The soloist’s monologue is initially deep-seated, full of gloomy contemplation, and in its development reaches great tension, underlined by the heartless rhythm of the icy chords. The central section is livelier – if such may be said of this selfsame dance of skeletons. The returning viola monologue does not herald enlightenment – it breaks off with a piercing “shriek”ss on an extremely high note.
Niccolò Paganini’s fantastic virtuoso skills were just one side of the new romantic performing style he created. The famous Twenty-Four Caprices for Solo Violin was a revolution in violin technique (it was not by chance that Franz Liszt swore he would attain the same level of virtuoso skill on the piano with which Paganini had stunned his contemporaries on the violin). However, first and foremost these caprices, just like Paganini’s concerti for violin and orchestra, are a dazzling manifesto of the era of “Sturm und Drang”, a kind of declaration of musical romanticism.
It was not only the violin that Paganini performed brilliantly. The list of his compositions include over two hundred works for guitar, among them a dozen sonatas for violin and guitar and some five quartets for violin, guitar, viola and cello. In these ensembles, completely untraditional in terms of the musicians, yet another instrument the virtuoso composer played – the viola – draws our attention. Hector Berlioz was so staggered by Paganini’s skill that he dedicated his symphony for solo viola and orchestra Harold en Italie to him.
The Concertino for Viola and Strings in A Minor (1820) is a version of one of the aforementioned quartets. Its music gives us an idea of the great variety within the fervent romantic’s creativity. Paganini, heir to the great maestri of the Italian baroque – Vivaldi, Corelli and Tartini – borrowed many performing techniques from folk music performers, whose imagination was not constrained by “scholarly” rules.
Franz Schubert’s Sonata for Arpeggione and Piano (1824) was one of the first works ever written for the instrument invented by the Viennese craftsman Johann Stauffer in 1823. This instrument combines elements of both the cello and the guitar. In the 1820s the arpeggione was highly popular, though just ten years later it was forgotten, only to be remembered at the close of the 20th century in connection with growing interest in authentic performance. Schubert’s sonata is traditionally performed on the cello or the viola, the word “arpeggione” often appearing as part of the work’s title.
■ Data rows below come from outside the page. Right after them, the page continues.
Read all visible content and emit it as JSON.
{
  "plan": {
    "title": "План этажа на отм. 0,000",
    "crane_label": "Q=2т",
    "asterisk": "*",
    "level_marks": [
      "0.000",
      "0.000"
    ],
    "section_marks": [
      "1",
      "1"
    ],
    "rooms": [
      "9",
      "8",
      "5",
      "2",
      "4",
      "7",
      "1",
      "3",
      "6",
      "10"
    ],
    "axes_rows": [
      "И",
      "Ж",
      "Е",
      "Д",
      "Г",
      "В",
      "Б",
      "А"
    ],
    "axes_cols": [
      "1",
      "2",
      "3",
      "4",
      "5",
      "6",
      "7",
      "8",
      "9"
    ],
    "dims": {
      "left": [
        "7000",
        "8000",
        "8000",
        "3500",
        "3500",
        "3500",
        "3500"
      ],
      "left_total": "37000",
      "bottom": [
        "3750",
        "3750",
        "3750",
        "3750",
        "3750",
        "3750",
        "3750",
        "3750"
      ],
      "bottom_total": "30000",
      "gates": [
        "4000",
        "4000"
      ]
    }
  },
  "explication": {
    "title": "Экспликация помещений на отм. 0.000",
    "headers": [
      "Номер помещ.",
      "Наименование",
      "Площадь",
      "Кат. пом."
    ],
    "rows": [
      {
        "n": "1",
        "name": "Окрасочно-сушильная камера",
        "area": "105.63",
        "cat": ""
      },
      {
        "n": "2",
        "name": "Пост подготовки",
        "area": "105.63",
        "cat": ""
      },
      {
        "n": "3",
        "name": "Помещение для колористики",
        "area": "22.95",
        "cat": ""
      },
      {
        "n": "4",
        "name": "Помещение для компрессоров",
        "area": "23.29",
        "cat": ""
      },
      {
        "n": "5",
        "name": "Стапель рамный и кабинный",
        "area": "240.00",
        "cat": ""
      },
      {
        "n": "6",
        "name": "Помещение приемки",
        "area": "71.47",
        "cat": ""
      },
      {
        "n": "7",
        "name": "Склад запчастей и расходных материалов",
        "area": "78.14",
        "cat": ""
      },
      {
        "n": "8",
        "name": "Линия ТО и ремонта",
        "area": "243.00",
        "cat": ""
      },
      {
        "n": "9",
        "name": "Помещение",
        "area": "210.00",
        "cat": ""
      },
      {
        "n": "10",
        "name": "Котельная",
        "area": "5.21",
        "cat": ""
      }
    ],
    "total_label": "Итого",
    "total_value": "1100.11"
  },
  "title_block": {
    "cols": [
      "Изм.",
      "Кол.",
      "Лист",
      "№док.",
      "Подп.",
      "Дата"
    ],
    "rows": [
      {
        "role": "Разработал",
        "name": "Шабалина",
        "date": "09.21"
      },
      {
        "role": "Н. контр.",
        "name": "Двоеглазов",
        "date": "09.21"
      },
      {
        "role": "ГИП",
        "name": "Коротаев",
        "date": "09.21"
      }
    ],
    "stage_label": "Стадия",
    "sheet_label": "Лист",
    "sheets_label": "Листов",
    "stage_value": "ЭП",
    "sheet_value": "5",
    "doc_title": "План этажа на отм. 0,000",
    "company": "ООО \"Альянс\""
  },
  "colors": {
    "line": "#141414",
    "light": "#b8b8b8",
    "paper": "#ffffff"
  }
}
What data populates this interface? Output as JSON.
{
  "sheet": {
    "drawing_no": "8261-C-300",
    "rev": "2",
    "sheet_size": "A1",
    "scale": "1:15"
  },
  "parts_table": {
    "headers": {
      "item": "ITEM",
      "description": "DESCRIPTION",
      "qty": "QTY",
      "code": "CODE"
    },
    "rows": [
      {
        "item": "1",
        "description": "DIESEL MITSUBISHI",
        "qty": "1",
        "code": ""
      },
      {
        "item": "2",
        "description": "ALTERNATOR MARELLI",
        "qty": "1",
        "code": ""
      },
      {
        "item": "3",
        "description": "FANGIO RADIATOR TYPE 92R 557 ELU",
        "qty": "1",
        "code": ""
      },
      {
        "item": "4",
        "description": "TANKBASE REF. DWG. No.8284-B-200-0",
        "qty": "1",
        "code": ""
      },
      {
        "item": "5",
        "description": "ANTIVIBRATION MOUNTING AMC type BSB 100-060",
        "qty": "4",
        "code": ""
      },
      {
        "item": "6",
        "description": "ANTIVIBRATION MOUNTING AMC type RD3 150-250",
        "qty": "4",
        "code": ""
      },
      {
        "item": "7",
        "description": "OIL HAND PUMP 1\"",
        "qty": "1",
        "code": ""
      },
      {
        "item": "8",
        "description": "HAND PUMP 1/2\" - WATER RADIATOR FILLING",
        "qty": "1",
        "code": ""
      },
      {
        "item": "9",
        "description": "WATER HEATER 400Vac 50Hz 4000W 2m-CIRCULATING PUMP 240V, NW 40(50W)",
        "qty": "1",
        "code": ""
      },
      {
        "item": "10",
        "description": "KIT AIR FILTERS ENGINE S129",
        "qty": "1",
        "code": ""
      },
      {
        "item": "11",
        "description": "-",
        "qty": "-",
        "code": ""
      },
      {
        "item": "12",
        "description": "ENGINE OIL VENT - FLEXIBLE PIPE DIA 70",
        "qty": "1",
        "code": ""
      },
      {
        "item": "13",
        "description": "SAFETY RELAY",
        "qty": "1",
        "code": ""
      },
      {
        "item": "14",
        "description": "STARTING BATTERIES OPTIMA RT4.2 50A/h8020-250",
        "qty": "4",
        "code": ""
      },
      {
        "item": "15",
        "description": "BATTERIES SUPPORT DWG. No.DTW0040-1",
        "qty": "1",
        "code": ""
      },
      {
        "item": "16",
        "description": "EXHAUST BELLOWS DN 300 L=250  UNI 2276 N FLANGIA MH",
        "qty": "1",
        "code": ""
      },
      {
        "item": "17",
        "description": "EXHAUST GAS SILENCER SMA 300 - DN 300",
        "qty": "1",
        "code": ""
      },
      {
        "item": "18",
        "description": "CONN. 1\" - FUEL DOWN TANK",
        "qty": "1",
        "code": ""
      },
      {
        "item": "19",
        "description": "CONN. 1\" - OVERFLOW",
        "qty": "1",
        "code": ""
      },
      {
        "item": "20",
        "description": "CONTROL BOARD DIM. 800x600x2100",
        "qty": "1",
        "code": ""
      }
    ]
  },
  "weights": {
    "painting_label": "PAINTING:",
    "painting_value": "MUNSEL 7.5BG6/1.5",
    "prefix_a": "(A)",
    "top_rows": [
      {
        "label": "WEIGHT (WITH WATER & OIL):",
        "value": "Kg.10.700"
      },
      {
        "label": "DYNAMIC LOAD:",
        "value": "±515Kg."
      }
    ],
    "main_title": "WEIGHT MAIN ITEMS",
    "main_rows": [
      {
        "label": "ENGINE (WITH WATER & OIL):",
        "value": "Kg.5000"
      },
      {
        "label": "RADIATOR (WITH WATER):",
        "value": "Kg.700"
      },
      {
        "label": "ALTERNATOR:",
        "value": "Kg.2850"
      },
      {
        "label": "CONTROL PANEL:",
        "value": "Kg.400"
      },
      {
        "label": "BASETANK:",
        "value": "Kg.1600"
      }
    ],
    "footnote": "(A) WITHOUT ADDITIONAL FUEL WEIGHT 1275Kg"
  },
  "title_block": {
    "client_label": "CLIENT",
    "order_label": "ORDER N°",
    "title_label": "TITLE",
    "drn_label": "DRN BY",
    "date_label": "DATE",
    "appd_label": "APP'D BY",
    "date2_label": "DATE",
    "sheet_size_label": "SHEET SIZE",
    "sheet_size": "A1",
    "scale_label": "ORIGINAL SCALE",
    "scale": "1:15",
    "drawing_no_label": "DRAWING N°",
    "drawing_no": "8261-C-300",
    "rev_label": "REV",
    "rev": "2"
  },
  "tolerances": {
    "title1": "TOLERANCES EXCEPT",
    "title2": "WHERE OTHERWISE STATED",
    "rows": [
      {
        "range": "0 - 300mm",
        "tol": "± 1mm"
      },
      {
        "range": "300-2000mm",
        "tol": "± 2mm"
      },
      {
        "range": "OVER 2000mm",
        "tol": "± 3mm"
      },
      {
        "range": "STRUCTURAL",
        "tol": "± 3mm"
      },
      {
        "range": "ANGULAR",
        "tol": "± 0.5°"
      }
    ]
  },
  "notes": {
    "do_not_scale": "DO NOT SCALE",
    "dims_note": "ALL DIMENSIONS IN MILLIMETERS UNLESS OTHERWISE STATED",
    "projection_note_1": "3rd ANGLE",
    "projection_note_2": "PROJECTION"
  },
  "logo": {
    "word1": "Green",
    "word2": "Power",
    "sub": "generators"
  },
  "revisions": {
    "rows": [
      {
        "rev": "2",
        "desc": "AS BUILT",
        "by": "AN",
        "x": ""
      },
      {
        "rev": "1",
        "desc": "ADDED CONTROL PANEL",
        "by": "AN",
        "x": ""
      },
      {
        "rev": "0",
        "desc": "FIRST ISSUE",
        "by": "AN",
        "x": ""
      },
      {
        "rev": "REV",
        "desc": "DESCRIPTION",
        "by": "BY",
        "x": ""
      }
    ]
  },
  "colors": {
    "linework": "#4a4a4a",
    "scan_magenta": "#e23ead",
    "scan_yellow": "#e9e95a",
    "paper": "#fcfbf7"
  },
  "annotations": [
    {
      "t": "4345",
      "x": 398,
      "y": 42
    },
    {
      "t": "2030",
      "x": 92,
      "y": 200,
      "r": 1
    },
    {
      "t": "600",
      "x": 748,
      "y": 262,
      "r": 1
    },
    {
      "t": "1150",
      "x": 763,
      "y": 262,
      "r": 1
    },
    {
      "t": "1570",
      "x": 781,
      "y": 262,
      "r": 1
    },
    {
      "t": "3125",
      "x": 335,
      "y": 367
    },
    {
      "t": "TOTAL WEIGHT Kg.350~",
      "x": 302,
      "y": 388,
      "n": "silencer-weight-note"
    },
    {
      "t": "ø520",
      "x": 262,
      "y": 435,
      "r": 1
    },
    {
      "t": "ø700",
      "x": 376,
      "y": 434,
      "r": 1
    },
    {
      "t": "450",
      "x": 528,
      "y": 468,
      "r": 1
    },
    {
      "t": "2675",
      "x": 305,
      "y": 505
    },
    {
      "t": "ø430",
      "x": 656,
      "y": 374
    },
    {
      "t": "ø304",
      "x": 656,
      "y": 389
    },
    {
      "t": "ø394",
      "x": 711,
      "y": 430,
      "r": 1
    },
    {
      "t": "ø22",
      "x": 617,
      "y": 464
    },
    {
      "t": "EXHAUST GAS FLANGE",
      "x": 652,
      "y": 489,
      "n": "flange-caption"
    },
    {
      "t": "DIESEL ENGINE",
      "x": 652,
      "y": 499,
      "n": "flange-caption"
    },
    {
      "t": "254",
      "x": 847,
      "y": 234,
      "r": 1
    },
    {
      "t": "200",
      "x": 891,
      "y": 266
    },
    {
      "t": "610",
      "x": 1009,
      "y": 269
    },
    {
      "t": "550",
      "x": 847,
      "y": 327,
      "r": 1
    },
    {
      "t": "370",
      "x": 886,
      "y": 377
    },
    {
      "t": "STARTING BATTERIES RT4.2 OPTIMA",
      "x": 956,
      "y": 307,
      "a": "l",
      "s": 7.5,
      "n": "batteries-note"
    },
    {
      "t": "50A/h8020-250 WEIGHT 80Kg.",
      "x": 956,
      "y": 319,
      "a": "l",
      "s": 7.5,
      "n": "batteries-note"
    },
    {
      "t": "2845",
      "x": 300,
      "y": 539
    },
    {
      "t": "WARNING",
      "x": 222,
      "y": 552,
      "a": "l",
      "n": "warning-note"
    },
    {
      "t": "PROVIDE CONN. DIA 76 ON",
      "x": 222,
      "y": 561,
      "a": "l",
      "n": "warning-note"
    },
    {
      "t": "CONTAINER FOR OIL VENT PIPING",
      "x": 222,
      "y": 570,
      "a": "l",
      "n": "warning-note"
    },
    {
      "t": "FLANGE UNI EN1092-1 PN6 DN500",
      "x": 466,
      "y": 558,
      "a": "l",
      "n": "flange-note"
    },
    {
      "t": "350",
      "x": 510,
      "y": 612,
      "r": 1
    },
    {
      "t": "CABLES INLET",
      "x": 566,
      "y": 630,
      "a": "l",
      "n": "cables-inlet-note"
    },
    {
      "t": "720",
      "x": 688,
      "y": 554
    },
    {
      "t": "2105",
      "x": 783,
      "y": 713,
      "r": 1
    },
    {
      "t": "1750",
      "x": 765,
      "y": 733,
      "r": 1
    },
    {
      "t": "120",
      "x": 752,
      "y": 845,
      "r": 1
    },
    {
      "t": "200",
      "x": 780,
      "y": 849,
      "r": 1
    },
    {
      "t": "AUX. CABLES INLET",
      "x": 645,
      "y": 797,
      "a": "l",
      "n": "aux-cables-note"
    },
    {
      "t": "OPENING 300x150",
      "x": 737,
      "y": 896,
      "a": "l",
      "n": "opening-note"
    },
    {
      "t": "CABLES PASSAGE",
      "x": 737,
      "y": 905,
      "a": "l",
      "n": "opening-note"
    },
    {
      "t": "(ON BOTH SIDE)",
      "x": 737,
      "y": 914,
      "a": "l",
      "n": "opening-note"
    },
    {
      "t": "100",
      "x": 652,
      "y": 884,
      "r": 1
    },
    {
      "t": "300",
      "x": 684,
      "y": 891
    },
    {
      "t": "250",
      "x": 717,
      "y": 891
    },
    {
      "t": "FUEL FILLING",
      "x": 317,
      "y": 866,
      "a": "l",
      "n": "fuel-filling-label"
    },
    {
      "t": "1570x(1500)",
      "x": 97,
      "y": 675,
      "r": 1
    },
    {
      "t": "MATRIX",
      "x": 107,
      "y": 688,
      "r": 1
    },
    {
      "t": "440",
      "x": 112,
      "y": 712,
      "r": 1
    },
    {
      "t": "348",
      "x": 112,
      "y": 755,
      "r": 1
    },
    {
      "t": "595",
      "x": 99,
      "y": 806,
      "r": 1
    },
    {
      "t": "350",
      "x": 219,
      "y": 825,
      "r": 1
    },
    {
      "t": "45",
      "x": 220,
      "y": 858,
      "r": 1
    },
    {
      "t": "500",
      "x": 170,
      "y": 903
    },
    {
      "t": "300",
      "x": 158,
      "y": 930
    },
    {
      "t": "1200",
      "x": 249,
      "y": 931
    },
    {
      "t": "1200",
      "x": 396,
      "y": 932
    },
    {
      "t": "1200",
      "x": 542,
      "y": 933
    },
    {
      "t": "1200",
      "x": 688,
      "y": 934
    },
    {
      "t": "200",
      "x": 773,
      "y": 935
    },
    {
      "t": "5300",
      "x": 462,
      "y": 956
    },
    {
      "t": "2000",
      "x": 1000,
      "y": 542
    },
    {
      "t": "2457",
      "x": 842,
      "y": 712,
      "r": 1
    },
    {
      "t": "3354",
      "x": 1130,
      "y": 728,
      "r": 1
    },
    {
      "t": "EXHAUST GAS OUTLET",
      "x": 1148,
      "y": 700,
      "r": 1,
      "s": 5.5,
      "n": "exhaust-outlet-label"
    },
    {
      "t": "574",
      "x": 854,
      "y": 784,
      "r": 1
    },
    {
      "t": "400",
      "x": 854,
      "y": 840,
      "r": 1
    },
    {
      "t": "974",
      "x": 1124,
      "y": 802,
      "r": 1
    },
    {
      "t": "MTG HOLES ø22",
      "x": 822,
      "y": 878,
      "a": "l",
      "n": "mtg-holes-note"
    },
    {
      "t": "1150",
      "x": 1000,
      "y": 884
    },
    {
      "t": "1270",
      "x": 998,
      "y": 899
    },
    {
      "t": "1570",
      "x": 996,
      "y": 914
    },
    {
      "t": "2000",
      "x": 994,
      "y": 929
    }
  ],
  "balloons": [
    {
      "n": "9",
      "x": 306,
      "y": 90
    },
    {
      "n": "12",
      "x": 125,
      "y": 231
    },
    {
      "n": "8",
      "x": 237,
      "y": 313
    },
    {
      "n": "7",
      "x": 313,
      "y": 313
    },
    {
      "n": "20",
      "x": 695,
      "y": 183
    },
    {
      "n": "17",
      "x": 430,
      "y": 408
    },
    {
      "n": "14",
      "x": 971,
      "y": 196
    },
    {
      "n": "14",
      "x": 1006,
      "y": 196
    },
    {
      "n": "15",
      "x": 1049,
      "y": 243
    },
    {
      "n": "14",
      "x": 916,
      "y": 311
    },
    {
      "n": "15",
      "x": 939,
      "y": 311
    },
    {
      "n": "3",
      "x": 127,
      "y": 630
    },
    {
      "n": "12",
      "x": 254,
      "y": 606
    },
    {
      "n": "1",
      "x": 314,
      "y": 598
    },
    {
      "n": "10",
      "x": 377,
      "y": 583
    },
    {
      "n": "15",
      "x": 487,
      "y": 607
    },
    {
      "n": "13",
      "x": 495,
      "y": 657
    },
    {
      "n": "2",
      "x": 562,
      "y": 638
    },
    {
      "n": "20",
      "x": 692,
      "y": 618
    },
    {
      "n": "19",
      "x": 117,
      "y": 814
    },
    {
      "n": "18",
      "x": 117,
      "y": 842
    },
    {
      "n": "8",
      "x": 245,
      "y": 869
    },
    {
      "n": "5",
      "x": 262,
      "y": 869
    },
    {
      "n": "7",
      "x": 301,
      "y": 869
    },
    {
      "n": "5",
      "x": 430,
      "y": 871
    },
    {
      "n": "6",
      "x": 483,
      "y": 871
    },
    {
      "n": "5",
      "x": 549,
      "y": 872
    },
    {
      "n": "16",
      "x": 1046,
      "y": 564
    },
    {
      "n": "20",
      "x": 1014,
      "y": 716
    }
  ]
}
One particular feature that makes the work stand apart is its direct link with the everyday romance. Principles of song, so typical for Schubert’s music, are expressed not just in the emphasis on the corresponding circle of intonations but in the style of performing and developing the musical material too. For example, the initial introduction of the theme in the first movement is a typical introduction to a romance; its paraphrase for solo viola accompanied by the piano is also a typical example of vocal composition. In the second movement (Adagio) there is a more profound image, the dramatic re-examination of which results in a mournful afterword (such “summing up” melodious finales are frequently to be met with in Schubert’s later songs). The finale of the sonata is based on dance music, and in its concept one can pick out the idea of “the liberation of emotions” which is especially clear in the episode constructed on the elated intonations of yodelling.